Saban starts his piece by mentioning he is an Israeli-American devoted to Israel’s security. There can be no question that this is true. Why then does Saban dismiss the opinion of the Israeli people about President Obama? A recent Israeli poll asked who assigns more importance to defending Israel’s national interests. While Mitt Romney was rated at forty percent, Obama came in at less than half that. And Obama’s approval rating with the Israeli public at one point dropped to the mystifying low of just 4%.
The truth of the matter is that while I do not question that President Obama is certainly a friend of the Jewish people, he is an utterly unreliable friend of the State of Israel.
At Cairo in June 2009, the President analogized the Holocaust to Arab “dislocation” that resulted from Israel’s creation. “The Jewish people,” he said, “were persecuted for centuries, and anti-Semitism in Europe culminated in an unprecedented Holocaust. … Six million Jews were killed…. On the other hand, it is also undeniable that the Palestinian people — Muslims and Christians — have suffered in pursuit of a homeland.”
I have no intention of minimizing Arab suffering. Arabs are my brothers under God. No one wants to see them suffer, whatever the cause. Still, I find it unacceptable that an American President would liken such suffering to the gassing of approximately 10,000 Jews per day through the years of the Holocaust.
Turkey is a member of NATO and America is the very anchor of the NATO alliance. Yet President Obama has been silent while an ostensible ally daily demonizes Israel and accuses it of murder in genocidal proportions, as Turkey has done.
The administration’s rhetoric has been discouraging, as well. Defense Secretary Robert Gates called Israel an “ungrateful ally.” Defense secretary Leon Panetta said Israel needed to “get back to the damn table” when it comes to peace negotiations, without pointing out that Israel should hardly be expected to negotiate with a Palestinian Authority that has teamed up with Hamas whose charter calls for Israel’s annihilation and the murder of Jews throughout the world.

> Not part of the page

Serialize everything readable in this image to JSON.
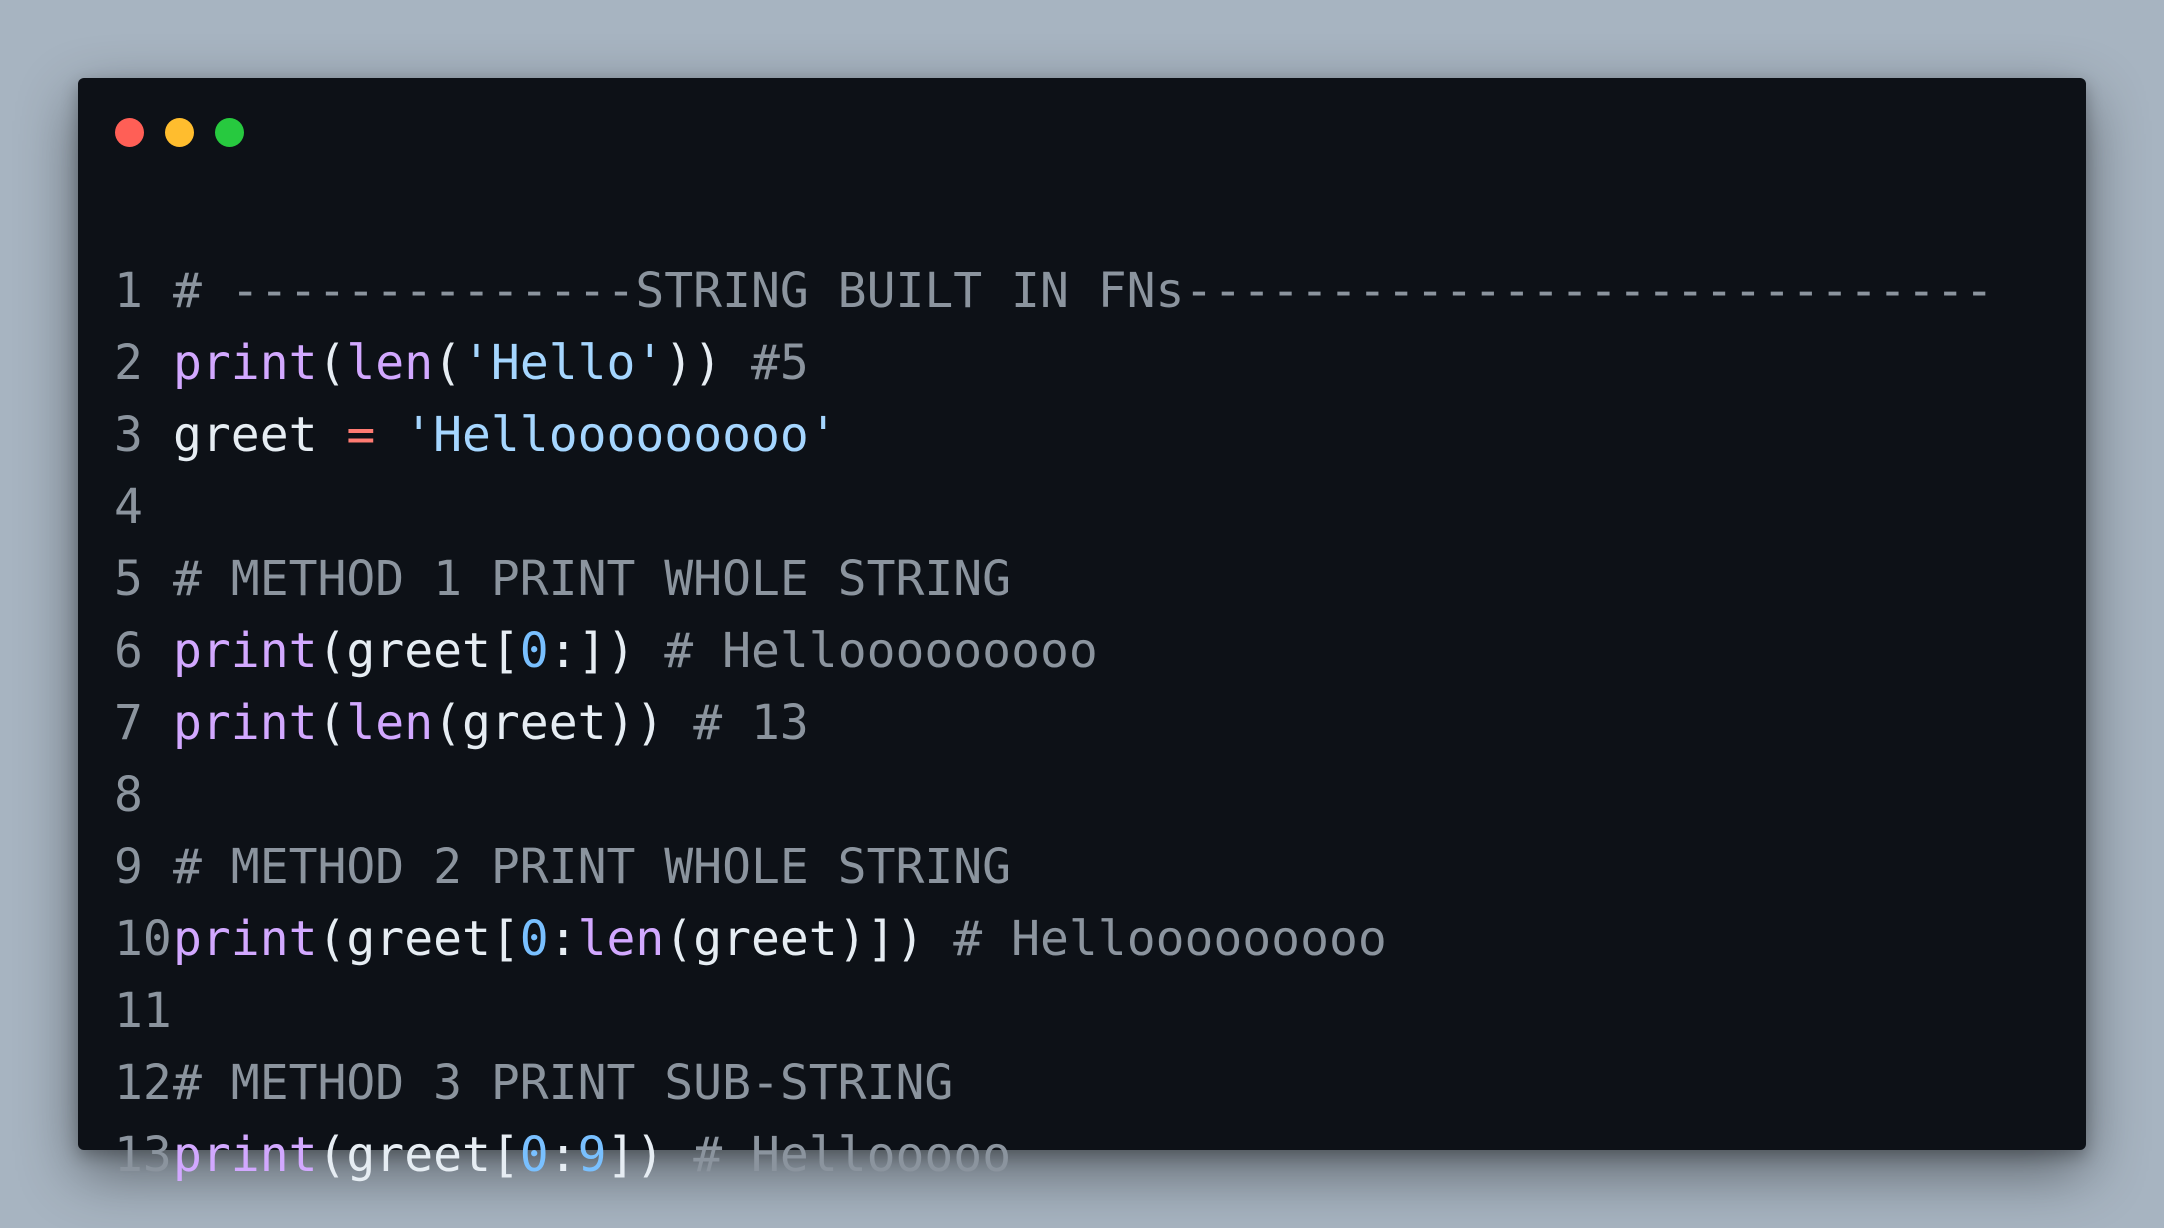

About three years ago I met Mr. Saban briefly at the CNN Heroes Awards Celebration in Los Angeles where I served as a judge. He was warm, approachable, and patient. I shared with him my admiration for his philanthropic activities and strong commitment to Israel. Even as I disagree with him, I salute his love and public support for the Jewish state at all times. It was, therefore, disappointing to read of his cheap shot at Sheldon Adelson, arguably the foremost supporter of Jewish causes worldwide. Surely Saban believes that two Jewish philanthropists who may disagree politically should still show public respect and support for one another, given the existential threats being faced by Israel and the many enemies arrayed against the Jewish people. We need solidarity in our community, even as we disagree on some issues. And I would assume that Saban salutes a philanthropist who has contributed some $150 million toward bringing 300,000 Jews from all over the world to visit Saban’s beloved Israel.
Rather than creating rifts in the Jewish community or offering a blanket endorsement for President Obama’s Middle-East policies, it might be wiser for Mr. Saban to speak to his friend the President about our community’s reservations about his record and why some of those reservations are not without merit.